Since the targeted companies take the profits from cigarette sales abroad, "it is only fair that they pay for the burden they are leaving Brazilian society," prosecutor Davi Bressler said in a statement.
The WHO said Thursday it applauded the "Brazilian government's action."
The amount of compensation sought would be calculated if the lawsuit was successful, the AGU said.
Philip Morris spokesman Ryan Sparrow said the company had not yet been served with the complaint and cast doubt on the AGU's chances of success.
"It is worth noting that for the past 20 plus years, courts in Brazil have consistently found that tobacco manufacturers are not liable for smoking-related damages given that the sale of cigarettes is a legal, heavily regulated activity and that the health risks of smoking have been well known for decades," Sparrow told AFP.
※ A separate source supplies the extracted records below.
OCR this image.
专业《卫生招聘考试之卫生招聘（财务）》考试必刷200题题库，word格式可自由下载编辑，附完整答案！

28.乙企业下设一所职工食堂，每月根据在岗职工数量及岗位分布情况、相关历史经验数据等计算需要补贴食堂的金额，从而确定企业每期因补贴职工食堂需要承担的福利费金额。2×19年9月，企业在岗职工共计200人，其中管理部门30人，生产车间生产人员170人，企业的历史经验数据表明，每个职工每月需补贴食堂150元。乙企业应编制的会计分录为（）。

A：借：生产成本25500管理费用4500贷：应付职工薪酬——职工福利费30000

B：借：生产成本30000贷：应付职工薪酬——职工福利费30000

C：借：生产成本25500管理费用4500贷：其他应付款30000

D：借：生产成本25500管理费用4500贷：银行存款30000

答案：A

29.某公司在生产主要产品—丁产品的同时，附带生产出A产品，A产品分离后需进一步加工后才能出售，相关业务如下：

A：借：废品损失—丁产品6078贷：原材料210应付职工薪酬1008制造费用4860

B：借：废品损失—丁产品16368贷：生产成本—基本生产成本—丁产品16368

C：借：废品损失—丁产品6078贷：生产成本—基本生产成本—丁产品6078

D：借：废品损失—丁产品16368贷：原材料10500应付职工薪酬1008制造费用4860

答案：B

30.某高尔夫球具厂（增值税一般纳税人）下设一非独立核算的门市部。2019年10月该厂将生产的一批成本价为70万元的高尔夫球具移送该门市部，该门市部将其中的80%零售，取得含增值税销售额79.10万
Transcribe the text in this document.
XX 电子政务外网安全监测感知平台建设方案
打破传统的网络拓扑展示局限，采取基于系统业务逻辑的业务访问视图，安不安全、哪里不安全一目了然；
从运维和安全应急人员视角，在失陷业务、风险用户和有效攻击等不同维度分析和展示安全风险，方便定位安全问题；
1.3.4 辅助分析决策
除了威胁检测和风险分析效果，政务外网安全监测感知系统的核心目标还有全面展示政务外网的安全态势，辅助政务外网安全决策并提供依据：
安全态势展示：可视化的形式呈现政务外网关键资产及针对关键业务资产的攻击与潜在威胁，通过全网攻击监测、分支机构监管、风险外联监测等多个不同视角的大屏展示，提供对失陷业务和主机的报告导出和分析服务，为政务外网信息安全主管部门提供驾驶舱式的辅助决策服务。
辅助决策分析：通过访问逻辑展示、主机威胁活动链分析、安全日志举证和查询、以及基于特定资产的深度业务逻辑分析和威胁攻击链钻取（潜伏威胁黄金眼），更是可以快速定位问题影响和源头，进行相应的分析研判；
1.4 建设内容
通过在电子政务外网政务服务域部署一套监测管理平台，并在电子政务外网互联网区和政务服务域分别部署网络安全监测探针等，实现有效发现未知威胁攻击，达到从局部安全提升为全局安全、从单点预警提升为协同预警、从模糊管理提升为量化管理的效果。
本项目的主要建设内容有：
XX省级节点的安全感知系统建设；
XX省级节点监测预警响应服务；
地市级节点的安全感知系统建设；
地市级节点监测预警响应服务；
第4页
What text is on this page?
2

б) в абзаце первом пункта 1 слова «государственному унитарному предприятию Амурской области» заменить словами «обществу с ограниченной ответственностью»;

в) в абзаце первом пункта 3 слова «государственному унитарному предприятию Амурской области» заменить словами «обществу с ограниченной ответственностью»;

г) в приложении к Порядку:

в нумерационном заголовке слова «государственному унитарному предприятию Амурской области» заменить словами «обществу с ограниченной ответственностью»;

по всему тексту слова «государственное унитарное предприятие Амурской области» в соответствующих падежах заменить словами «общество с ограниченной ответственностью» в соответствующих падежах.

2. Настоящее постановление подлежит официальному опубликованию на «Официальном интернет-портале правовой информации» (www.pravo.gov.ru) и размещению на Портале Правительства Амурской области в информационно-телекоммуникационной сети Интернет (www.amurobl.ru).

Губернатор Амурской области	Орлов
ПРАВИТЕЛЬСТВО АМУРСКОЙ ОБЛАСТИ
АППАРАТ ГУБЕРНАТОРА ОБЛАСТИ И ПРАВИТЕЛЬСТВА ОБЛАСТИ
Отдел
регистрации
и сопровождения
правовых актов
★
Souza Cruz, a subsidiary of BAT, said it was also waiting to see the lawsuit.
BAT, Philip Morris and their subsidiaries account for 90 percent of the production and sale of cigarettes in Brazil, the AGU said.
But Souza Cruz disputed the figure, saying illegal cigarettes made up more than half of the Brazilian market, with most of the products smuggled from Paraguay.
Tobacco companies have been forced to pay out billions of dollars in compensation in lawsuits brought by governments and smokers around the world over the health effects of cigarettes.